S'poreans face heart failure 10 years before Westerners

Dr Lam (left) said that simple lifestyle changes such as walking more or eating appropriate portions of food can cut the risk of developing diseases that lead to heart failure.
Dr Lam (left) said that simple lifestyle changes such as walking more or eating appropriate portions of food can cut the risk of developing diseases that lead to heart failure. PHOTO: ALICIA CHAN FOR THE STRAITS TIMES

Singaporeans suffer from heart failure at the average age of 61, about 10 years earlier than Americans and Europeans, a study on Asian patients has found.

Singaporeans also have a higher prevalence of coronary artery disease, hypertension and diabetes - the three most common diseases that lead to heart failure - compared to Asians as a whole, Americans and Europeans.

In Singapore, 58 per cent of 1,066 patients in the study had diabetes, compared to 40 per cent both in Asia and the United States, and 33 per cent in Europe.

Presenting the findings yesterday at the National Heart Centre Singapore (NHCS), the principal investigator of the study, Associate Professor Carolyn Lam, said: "In Singapore, we have transitioned rapidly, and it's now the baby boomers who have reached that age of 60, and they are manifesting heart failure from these risk factors."

The study, involving more than 5,000 patients from 11 regions in Asia, also found that Malays from countries such as Singapore, Malaysia and Indonesia are at the highest risk of heart failure.

It found that 62 per cent of Malays had hypertension, compared to 58 per cent of Chinese and 43 per cent of Indians.

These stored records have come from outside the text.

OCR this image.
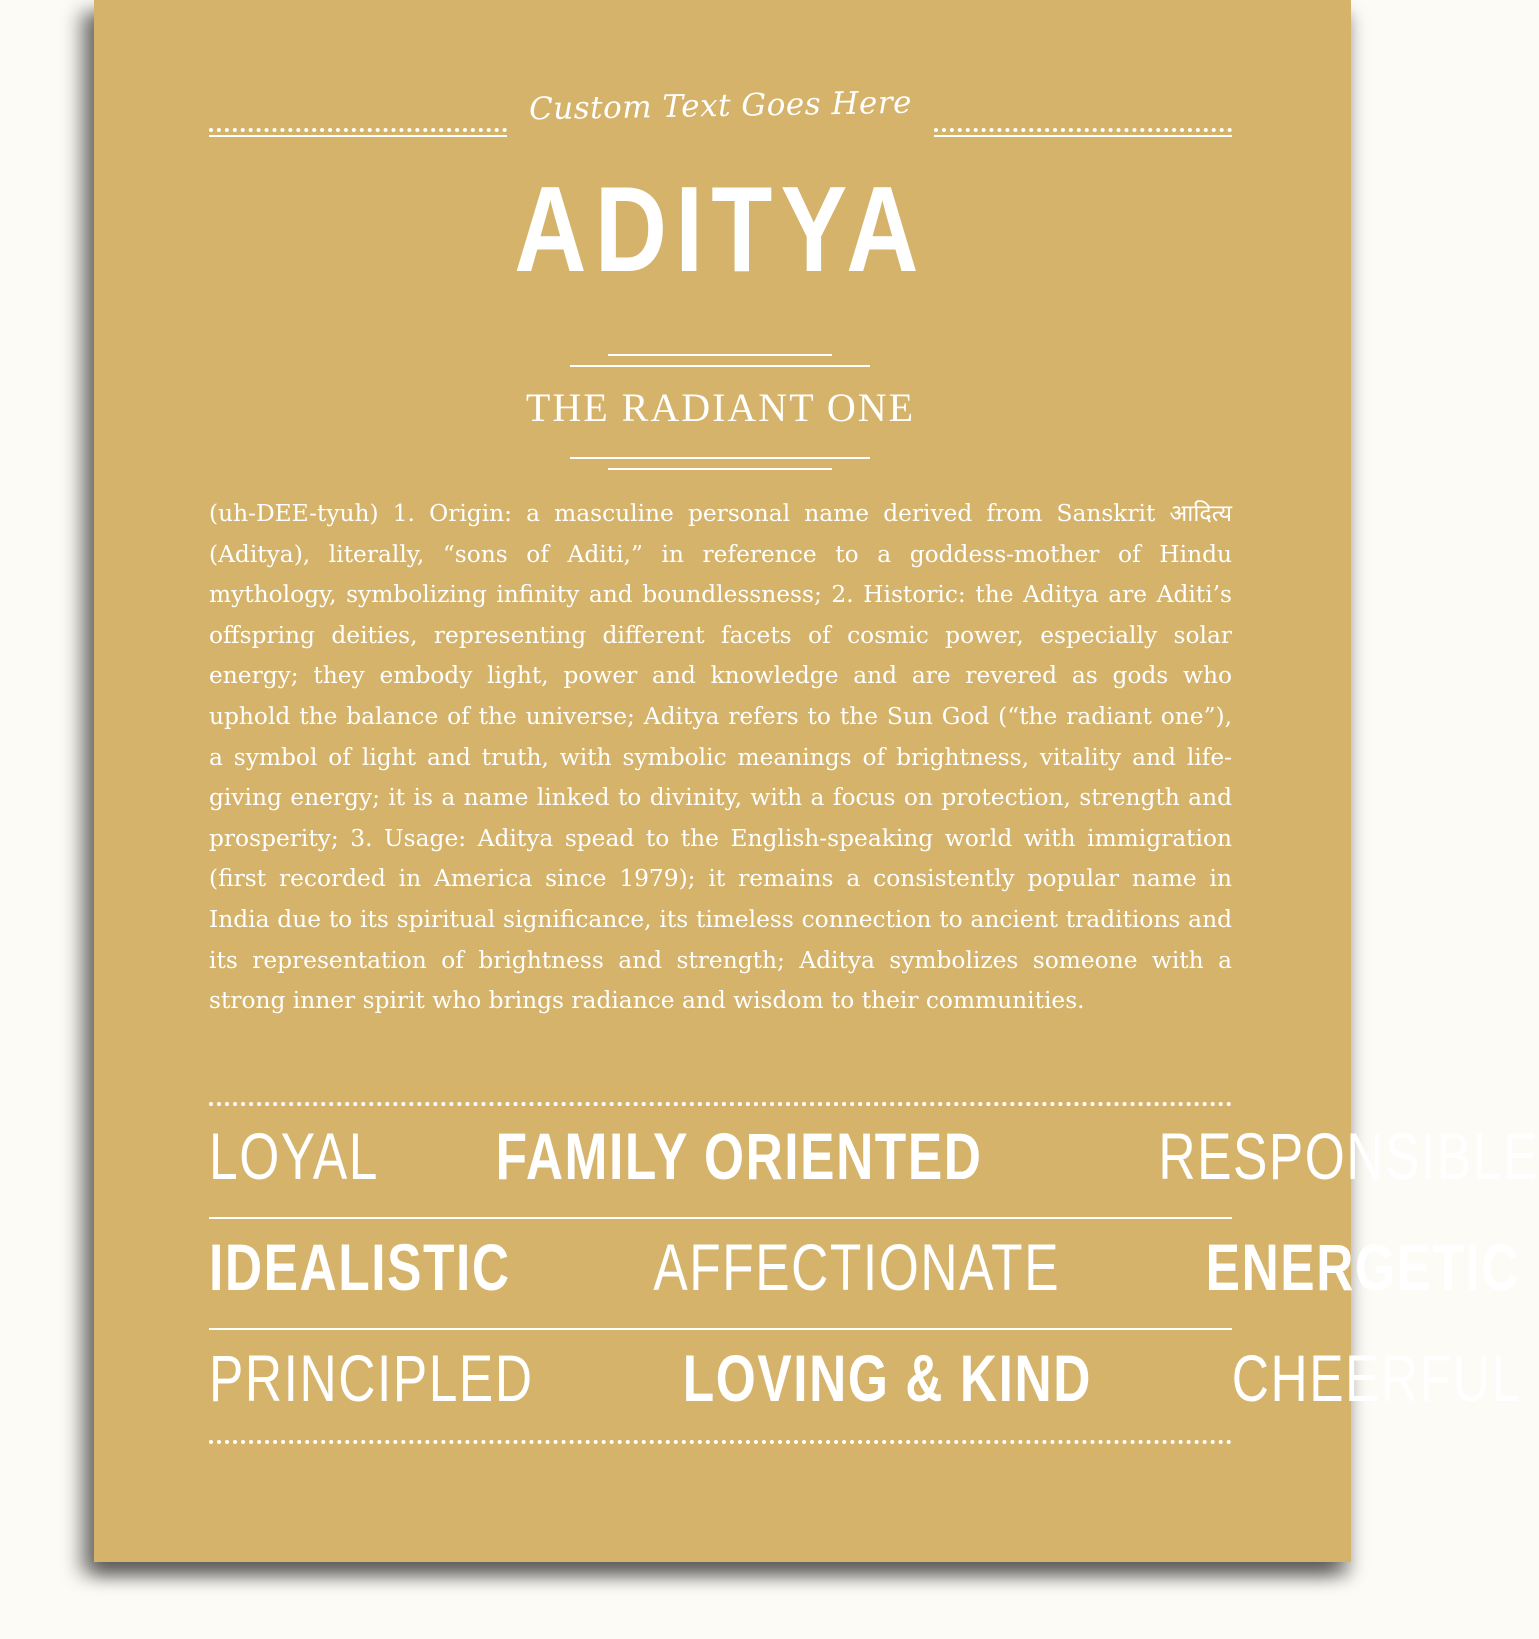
Custom Text Goes Here
ADITYA
THE RADIANT ONE
(uh-DEE-tyuh) 1. Origin: a masculine personal name derived from Sanskrit आदित्य (Aditya), literally, “sons of Aditi,” in reference to a goddess-mother of Hindu mythology, symbolizing infinity and boundlessness; 2. Historic: the Aditya are Aditi’s offspring deities, representing different facets of cosmic power, especially solar energy; they embody light, power and knowledge and are revered as gods who uphold the balance of the universe; Aditya refers to the Sun God (“the radiant one”), a symbol of light and truth, with symbolic meanings of brightness, vitality and life-giving energy; it is a name linked to divinity, with a focus on protection, strength and prosperity; 3. Usage: Aditya spead to the English-speaking world with immigration (first recorded in America since 1979); it remains a consistently popular name in India due to its spiritual significance, its timeless connection to ancient traditions and its representation of brightness and strength; Aditya symbolizes someone with a strong inner spirit who brings radiance and wisdom to their communities.
LOYAL FAMILY ORIENTED	RESPONSIBLE
IDEALISTIC AFFECTIONATE ENERGETIC
PRINCIPLED LOVING & KIND CHEERFUL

"The silver lining is that most cardiovascular risk factors are modifiable. In other words, there is a lot we can do to reduce or prevent the risk of hypertension, diabetes and coronary heart disease," said Dr Lam, who is a senior consultant at the Department of Cardiology at NHCS.

Describing them as "lifestyle diseases", she said that even simple acts such as walking more and taking the stairs - coupled with eating appropriate portions of food - can cut the risk of getting these diseases and, therefore, heart failure.

The study, which was done between 2012 and 2015, also found links between income level and the prevalence of the diseases.

For example, across the region, an Indian with high income was five times as likely to have diabetes compared to an Indian with low income.

Dr Lam said that the research team plans to follow up on the heart failure patients from the study for the next two to three years to observe them.

Professor Mark Richards from the National University Health System, which initiated the study, said:

"This study has given us the first prospective multinational data which shows that, aside from a consistently early age of onset compared with the West, there is no single Asian phenotype, and Asian heart failure patients are very different from each other."